BEING A CONSERVATIVE AND DEFENDING science and reason is sometimes a lonely affair. There are all too many people, otherwise fine conservatives, who lose all hope of rational thought when it comes to evolution and the development of the diversity of life on earth. Not that we expect it’s much better being a liberal — you don’t think that people who believe in magic healing crystals or channeling are voting for W, do you?
In any case, because of that occasional feeling of being under siege, we are always heartened when thoughtful conservatives weigh in to defend reason against the forces of ignorance, whether that be Charles Krauthammer, John Derbyshire, or George Will. We are reminded that we may be outnumbered — aren’t the rationalists always? — but we are not lacking for firepower.
Now we find Anthony Dick of the National Review weighing in with a look at an upcoming documentary on the Kansas Board of Education brouhaha. No, not the Kath’n'Con show we mentioned earlier, but yet another look at it all. How pleased the Kansas tourism people must be with all the recent publicity their state is receiving.
But we digress. Take it away, Mr. Dick:
Olson’s exposition of this first point hinges on what has become the biggest buzzword in the ID movement: “irreducible complexity.†This concept is the golden calf of ID advocates, who argue that there are some biological structures that are so complex that they could not possibly have evolved through the Darwinian process of genetic mutation and natural selection. The proper functioning of these structures, they claim, requires the simultaneous operation of numerous different components. These components supposedly could not have been of any use to an organism if they had evolved individually on a gradual timescale, so it is not clear how they could have evolved together to form the larger structures.
And so? Do IDers modestly conclude from this that they may have found an interesting challenge that should be the topic of further discussion and investigation?

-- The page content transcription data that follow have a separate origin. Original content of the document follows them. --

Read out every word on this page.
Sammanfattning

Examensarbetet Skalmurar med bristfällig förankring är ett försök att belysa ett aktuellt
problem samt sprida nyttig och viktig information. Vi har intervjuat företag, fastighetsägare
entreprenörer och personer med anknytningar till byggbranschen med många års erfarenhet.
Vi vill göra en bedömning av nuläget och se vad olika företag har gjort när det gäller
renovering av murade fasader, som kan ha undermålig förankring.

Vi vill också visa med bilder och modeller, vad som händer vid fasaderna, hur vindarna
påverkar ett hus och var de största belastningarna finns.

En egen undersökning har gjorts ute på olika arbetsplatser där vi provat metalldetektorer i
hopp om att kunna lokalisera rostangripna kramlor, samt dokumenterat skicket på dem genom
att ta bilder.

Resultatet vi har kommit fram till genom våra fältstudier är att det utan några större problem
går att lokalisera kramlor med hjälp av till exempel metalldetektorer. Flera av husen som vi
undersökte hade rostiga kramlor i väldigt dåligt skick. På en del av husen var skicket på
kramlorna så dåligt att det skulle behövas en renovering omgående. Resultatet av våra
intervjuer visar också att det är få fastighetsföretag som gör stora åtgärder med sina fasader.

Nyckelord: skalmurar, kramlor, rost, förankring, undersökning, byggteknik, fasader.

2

Well, not exactly: They conclude that, because we can’t presently think of a way that some complex biological structures evolved naturally, these structures must have been fashioned by an intelligent designer. Here you will want to fire up your camcorders: Rarely will you see a logical long-jump that hurdles so many acres of careful reasoning with such soaring ease. If ever there was a record-breaking flight of fallacy, surely this is it.

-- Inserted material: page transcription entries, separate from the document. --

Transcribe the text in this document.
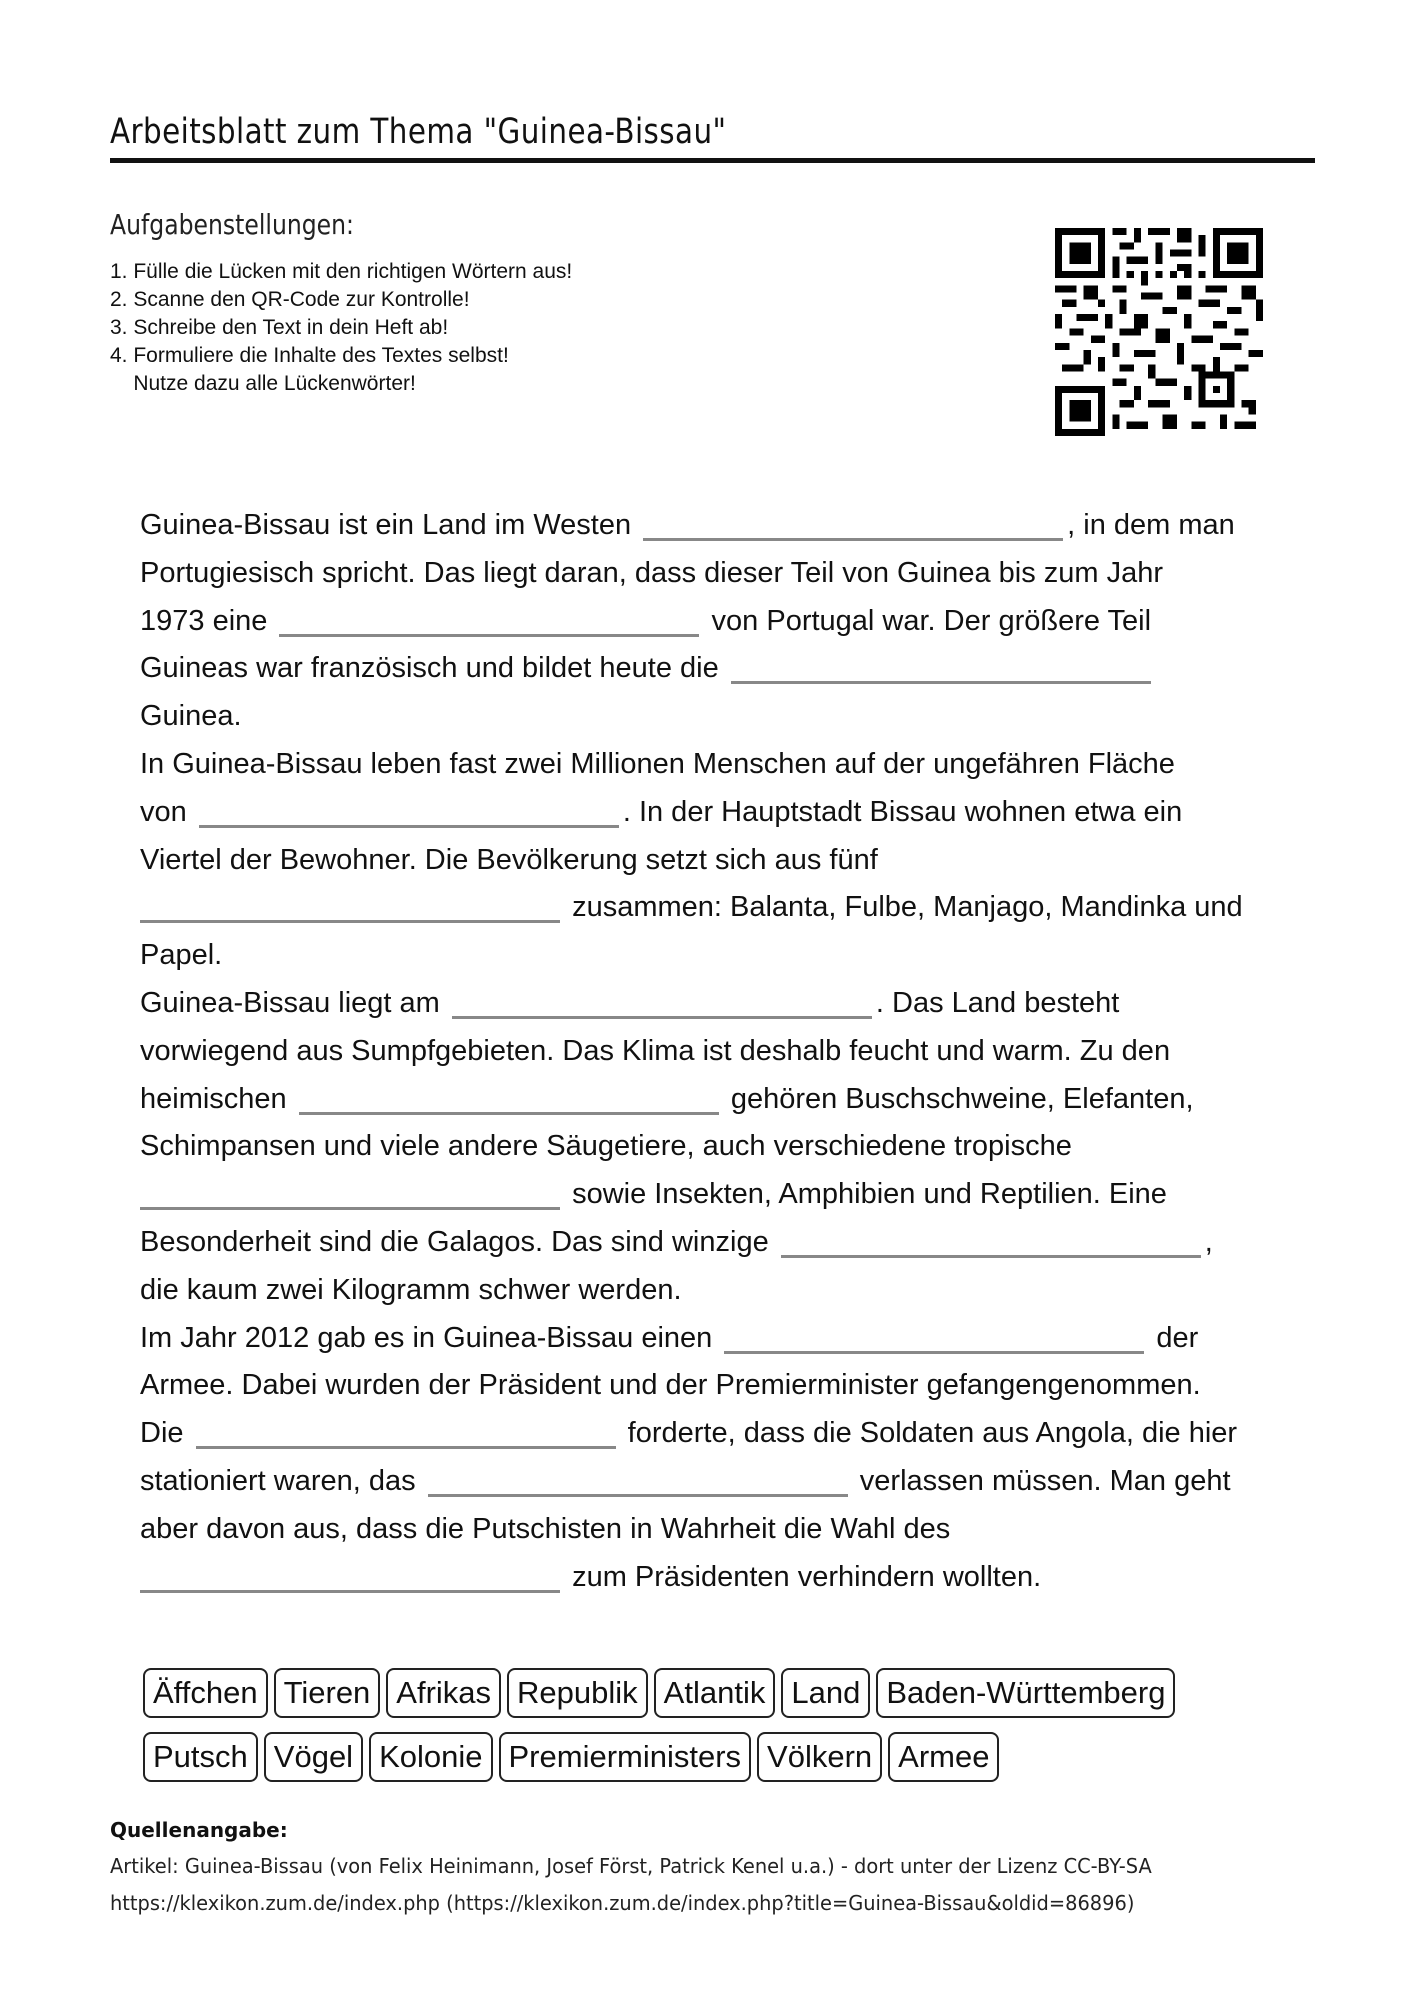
Arbeitsblatt zum Thema "Guinea-Bissau"
Aufgabenstellungen:
1. Fülle die Lücken mit den richtigen Wörtern aus!
2. Scanne den QR-Code zur Kontrolle!
3. Schreibe den Text in dein Heft ab!
4. Formuliere die Inhalte des Textes selbst!
Nutze dazu alle Lückenwörter!
Guinea-Bissau ist ein Land im Westen	, in dem man
Portugiesisch spricht. Das liegt daran, dass dieser Teil von Guinea bis zum Jahr
1973 eine	von Portugal war. Der größere Teil
Guineas war französisch und bildet heute die
Guinea.
In Guinea-Bissau leben fast zwei Millionen Menschen auf der ungefähren Fläche
von	. In der Hauptstadt Bissau wohnen etwa ein
Viertel der Bewohner. Die Bevölkerung setzt sich aus fünf
zusammen: Balanta, Fulbe, Manjago, Mandinka und
Papel.
Guinea-Bissau liegt am	. Das Land besteht
vorwiegend aus Sumpfgebieten. Das Klima ist deshalb feucht und warm. Zu den
heimischen	gehören Buschschweine, Elefanten,
Schimpansen und viele andere Säugetiere, auch verschiedene tropische
sowie Insekten, Amphibien und Reptilien. Eine
Besonderheit sind die Galagos. Das sind winzige	,
die kaum zwei Kilogramm schwer werden.
Im Jahr 2012 gab es in Guinea-Bissau einen	der
Armee. Dabei wurden der Präsident und der Premierminister gefangengenommen.
Die	forderte, dass die Soldaten aus Angola, die hier
stationiert waren, das	verlassen müssen. Man geht
aber davon aus, dass die Putschisten in Wahrheit die Wahl des
zum Präsidenten verhindern wollten.
Äffchen Tieren Afrikas Republik Atlantik Land Baden-Württemberg
Putsch Vögel Kolonie Premierministers Völkern Armee
Quellenangabe:
Artikel: Guinea-Bissau (von Felix Heinimann, Josef Först, Patrick Kenel u.a.) - dort unter der Lizenz CC-BY-SA
https://klexikon.zum.de/index.php (https://klexikon.zum.de/index.php?title=Guinea-Bissau&oldid=86896)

Indeed. Bring it on, you forces of darkness and ignorance, you…
Partisan coalitionism (a sort of evolutionary force) explains the “big tent” nature of modern conservatism (and the bigger tent Republicanism.) Minorities forming coalitions can assert a majoritarian influence.
Thus we get fundamentalists whose first loyalty is to Biblical themes. Their affiliation with modern Ben Franklins in the conservative wing is not an otherwise natural fit.
Both (or I should say all) factions would gladly be rid of the other(s).
So depending on how you define conservatism, how big you make the tent, it probably isn’t true that all conservatives are particularly fond of reason and logic (since they can lead away from the Glory of God.)
My admitted biased observation is that those who are more committed to rationality and reality tend to be libertarian conservatives. And those wedded to literal Biblical themes tend to favor authoritarian conservatism (laws and regulations of lifestyles.)